Quando le imbarcazioni arrivano nella zona SAR (Search And Rescue) italiana, cioè l’area marittima in cui l’Italia è responsabile del soccorso di persone in difficoltà in mare, dovrebbe essere la Guardia Costiera Italiana a salvare le persone sulle imbarcazioni.
Negli anni sono stati tanti e gravi i naufragi nel Mediterraneo centrale. Per provare a porre un freno alle morti e per provare a colmare un vuoto nei salvataggi sono nate le ong di soccorso in mare.
Dopo il terribile naufragio del 3 ottobre 2013 a largo di Lampedusa, nel quale morirono almeno 368 persone nacque l’operazione Mare Nostrum, una missione di ricerca e salvataggio nel Mediterraneo Centrale, che però nel 2014 fu cancellata perché troppo costosa. Da quel momento l’obiettivo principale dell’Unione Europa non è stato quello di garantire la salvaguardia della vita umana nel Mediterraneo, ma il controllo e la sicurezza delle frontiere, attraverso Frontex, l’agenzia europea di controllo delle frontiere.

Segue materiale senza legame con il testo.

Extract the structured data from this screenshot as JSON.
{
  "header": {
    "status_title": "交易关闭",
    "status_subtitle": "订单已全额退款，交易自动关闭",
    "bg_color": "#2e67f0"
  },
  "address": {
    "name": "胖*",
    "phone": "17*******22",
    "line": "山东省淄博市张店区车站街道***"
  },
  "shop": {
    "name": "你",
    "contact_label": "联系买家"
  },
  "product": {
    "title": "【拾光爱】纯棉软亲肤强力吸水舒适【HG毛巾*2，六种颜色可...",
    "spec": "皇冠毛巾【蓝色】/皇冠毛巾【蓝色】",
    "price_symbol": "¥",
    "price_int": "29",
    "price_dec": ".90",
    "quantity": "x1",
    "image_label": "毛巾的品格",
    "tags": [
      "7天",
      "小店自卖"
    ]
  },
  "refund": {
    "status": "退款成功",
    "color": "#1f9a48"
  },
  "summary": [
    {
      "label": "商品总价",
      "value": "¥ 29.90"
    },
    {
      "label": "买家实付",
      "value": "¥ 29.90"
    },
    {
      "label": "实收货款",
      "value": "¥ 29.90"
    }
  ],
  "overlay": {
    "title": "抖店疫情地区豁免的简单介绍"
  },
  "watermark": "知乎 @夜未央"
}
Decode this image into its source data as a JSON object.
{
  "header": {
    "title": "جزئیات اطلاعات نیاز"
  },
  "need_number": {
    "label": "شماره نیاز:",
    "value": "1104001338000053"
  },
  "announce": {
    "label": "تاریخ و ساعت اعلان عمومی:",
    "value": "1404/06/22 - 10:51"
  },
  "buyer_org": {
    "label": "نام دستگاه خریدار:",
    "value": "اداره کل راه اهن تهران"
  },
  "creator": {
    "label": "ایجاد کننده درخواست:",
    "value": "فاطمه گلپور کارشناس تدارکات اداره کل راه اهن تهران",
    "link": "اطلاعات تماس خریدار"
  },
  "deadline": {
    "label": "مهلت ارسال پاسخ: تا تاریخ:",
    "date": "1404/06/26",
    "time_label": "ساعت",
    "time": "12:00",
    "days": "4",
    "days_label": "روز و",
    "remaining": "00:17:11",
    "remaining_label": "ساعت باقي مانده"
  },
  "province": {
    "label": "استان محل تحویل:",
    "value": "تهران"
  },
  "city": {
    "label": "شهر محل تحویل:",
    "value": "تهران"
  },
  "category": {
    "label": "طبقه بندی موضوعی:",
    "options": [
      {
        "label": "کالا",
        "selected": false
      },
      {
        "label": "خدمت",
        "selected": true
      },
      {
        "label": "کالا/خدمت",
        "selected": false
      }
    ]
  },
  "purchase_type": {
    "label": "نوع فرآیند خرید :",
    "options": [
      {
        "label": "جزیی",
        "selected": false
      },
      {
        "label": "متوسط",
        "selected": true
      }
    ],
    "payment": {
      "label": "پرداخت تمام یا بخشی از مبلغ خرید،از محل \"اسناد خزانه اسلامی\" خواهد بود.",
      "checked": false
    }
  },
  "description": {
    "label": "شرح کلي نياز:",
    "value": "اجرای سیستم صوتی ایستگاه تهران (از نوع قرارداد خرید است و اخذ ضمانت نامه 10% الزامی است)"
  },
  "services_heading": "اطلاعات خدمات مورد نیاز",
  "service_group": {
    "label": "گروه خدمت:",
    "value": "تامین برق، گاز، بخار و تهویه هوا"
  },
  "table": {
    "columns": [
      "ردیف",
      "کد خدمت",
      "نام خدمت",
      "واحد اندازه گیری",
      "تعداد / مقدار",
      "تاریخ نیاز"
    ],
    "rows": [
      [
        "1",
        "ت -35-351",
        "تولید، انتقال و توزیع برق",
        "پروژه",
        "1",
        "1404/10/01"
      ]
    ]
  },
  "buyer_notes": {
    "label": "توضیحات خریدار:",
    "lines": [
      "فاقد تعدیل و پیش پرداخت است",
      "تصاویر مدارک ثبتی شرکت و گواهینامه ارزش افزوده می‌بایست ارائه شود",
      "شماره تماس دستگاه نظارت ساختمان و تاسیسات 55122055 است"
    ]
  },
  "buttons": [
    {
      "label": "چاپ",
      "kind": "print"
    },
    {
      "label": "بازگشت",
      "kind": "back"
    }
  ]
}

Nel frattempo, soprattutto a partire dal 2017, le ong che effettuano soccorso in mare sono state sottoposte a una vasta campagna di criminalizzazione, con le accuse di incentivare le partenze dei migranti e di collaborare con i trafficanti. Nessuna inchiesta e nessun processo ha mai mostrato che le accuse di collusione siano fondate. Inoltre, i dati ISPI evidenziano che la presenza delle ONG non influisce sul numero di partenze.
Oltre alla campagna denigratoria, le ONG del mare sono state sottoposte nel tempo a norme sempre più restrittive. Il recente decreto Piantedosi, entrato in vigore a inizio 2023, impone alle navi di salvataggio di dirigersi verso il porto assegnato immediatamente e senza ritardi, allungando i tempi di navigazione, complicando i percorsi di rientro dopo ogni soccorso e soprattutto obbligando le navi a ignorare segnalazioni di emergenza e fare un salvataggio alla volta. Una lunga serie di requisiti e complesse procedure amministrative rallentano l’efficienza delle operazioni, introducendo anche un pesante sistema di sanzioni, che vanno dal fermo al sequestro della nave a sanzioni pecuniarie elevatissime. In generale, le politiche europee hanno aumentato la stretta sui soccorsi in mare, delegando sempre più il controllo alla Guardia Costiera libica, nonostante le numerose violazioni dei diritti umani.
Nonostante i continui ostacoli queste organizzazioni sono riuscite e riescono tuttora a salvare centinaia di vite ogni giorno.